We need a Jamie Oliver of architecture to improve health and happiness
WE get what we deserve when it comes to the uninspiring buildings devoid of design in which many of us live and work, according to a panel member of the first governmentcommissioned review into architecture in more than a decade.
“Good design builds communities, creates quality of life, and makes places better for people to live, work and play in. I want to make sure we’re doing all we can to recognise the importance of architecture and reap the benefits of good design,” says Ed Vaizey MP, who has commissioned The Farrell Review. Sir Terry Farrell notes that “Many countries have an effective architecture policy and I intend to learn from what has worked elsewhere and also learn from all those involved here. Architecture and the built environment is so important to us culturally, economically, socially and environmentally.”
Alain de Botton, a member of the review panel, and author of The Architecture of Happiness, says that Britain urgently needs a Jamie Oliver figure to do for buildings what the famous chef did for school dinners. He says: “We need a Jamie Oliver of architecture because architecture is now where food was 20 years ago: in desperate need of improvement, which will happen when people grow fussier about being served substandard stuff.”
It is the fault of the public’s indifference to good design rather than corporate greed of building companies, argues Mr de Botton. He adds: “We need a public that will be appalled by tiny rooms, lack of storage space, tiny windows, poor insulation: and will do what they need to do when faced with it: refuse to buy.”

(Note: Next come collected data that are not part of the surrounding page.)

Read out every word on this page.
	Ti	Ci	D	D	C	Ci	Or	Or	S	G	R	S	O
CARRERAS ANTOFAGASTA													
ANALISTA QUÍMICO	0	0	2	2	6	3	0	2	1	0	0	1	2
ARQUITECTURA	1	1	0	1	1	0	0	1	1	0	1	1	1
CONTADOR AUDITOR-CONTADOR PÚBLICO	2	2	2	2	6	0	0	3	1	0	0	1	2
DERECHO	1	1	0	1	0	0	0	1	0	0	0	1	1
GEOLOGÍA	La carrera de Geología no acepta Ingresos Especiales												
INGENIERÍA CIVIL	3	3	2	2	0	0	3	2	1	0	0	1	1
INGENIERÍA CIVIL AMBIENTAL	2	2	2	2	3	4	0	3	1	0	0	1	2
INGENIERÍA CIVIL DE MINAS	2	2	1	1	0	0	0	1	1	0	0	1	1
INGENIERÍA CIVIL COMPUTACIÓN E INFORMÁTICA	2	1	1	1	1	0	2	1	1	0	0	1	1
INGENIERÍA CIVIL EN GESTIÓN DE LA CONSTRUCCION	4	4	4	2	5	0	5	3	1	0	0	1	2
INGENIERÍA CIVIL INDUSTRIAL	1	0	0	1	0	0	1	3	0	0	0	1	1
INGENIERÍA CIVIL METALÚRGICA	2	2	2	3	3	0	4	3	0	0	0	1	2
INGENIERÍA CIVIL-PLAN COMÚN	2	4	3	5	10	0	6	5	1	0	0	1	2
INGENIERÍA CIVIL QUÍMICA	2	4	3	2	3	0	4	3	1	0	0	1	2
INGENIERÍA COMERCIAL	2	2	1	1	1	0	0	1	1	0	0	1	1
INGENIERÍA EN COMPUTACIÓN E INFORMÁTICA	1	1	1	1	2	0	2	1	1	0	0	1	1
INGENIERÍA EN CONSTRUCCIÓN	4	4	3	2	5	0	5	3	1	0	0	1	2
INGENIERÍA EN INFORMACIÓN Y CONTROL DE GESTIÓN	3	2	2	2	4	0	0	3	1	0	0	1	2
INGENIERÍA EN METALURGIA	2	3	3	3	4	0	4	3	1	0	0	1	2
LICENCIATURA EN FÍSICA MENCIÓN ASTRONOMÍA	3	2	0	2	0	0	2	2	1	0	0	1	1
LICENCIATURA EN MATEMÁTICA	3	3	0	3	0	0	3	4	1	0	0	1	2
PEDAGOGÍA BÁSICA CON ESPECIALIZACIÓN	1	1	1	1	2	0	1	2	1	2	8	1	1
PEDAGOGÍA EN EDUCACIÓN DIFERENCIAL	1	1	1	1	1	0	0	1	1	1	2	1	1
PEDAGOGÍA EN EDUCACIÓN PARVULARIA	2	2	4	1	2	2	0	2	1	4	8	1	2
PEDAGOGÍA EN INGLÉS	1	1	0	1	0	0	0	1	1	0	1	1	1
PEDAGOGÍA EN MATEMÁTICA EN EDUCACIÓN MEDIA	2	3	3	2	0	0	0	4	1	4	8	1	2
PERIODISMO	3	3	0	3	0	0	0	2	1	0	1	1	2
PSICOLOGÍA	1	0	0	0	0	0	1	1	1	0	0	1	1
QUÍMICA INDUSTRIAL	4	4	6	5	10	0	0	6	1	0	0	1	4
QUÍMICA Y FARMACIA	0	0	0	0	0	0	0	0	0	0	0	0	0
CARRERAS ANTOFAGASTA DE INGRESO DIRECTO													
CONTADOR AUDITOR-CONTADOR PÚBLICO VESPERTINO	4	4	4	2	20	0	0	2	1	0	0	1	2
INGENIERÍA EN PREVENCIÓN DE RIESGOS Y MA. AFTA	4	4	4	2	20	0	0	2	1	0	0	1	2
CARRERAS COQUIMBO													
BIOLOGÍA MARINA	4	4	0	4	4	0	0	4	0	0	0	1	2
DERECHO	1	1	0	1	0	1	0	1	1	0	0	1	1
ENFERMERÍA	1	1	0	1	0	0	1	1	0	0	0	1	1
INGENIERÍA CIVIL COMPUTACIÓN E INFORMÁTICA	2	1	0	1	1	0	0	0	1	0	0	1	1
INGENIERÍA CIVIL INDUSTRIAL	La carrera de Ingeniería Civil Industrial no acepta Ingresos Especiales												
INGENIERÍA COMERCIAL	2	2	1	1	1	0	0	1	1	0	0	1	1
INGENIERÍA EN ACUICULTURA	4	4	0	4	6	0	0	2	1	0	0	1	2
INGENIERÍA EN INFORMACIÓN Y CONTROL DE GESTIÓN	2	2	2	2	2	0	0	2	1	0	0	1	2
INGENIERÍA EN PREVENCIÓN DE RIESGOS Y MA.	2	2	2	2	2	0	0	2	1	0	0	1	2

Victoria Thornton, another panel member, says: “Recognising that architecture and urban design have an impact on our daily lives is the key to any change and this can only fundamentally happen if it is accepted as integral part of our education system – from schools through to public participation in the debate of our neighbourhoods and surroundings. The government needs to be much more involved in proactive planning, not topdown state planning; it has to be bottom-up.”
The focus should be on improving on what we already have, according to Sir Terry. “If you look at how few new buildings we are constructing, you are not going to make a huge difference by changing the new stock. We need a new approach to town planning and how we manage and look after our cities.”
As a practising architect, I know only too well how good design can make such a difference to the way we live and work. Good architecture should and can create an emotional response. It should stimulate and encourage both the occupant and the passer by. Even the humblest of buildings can create a response, drawing warmth and meaning to the occupant or visitor. Good architecture need not be the exclusive preserve of the wealthy, it should be available to all.
This long overdue review seeks to remedy the way we see and treat the design of buildings. My hope is that it will help the public to be more discerning about the places they live in and in turn create vibrant healthy communities for the future. It is essential to take a long-term view, and not to seek cheap economical fixes. That is not to say that good design is expensive, merely that it requires thought and consideration. We see all too frequently, the results of poor design and the damaging social and health issues they can cause.
We know what makes a good home. It should offer enough room to accommodate its occupants and their lifestyles in comfort, in a peaceful, secure and enjoyable environment. There is no shortage of evidence of the significant impact good housing design can have on quality of life. Perhaps the time has come to deserve better places to live and work and play.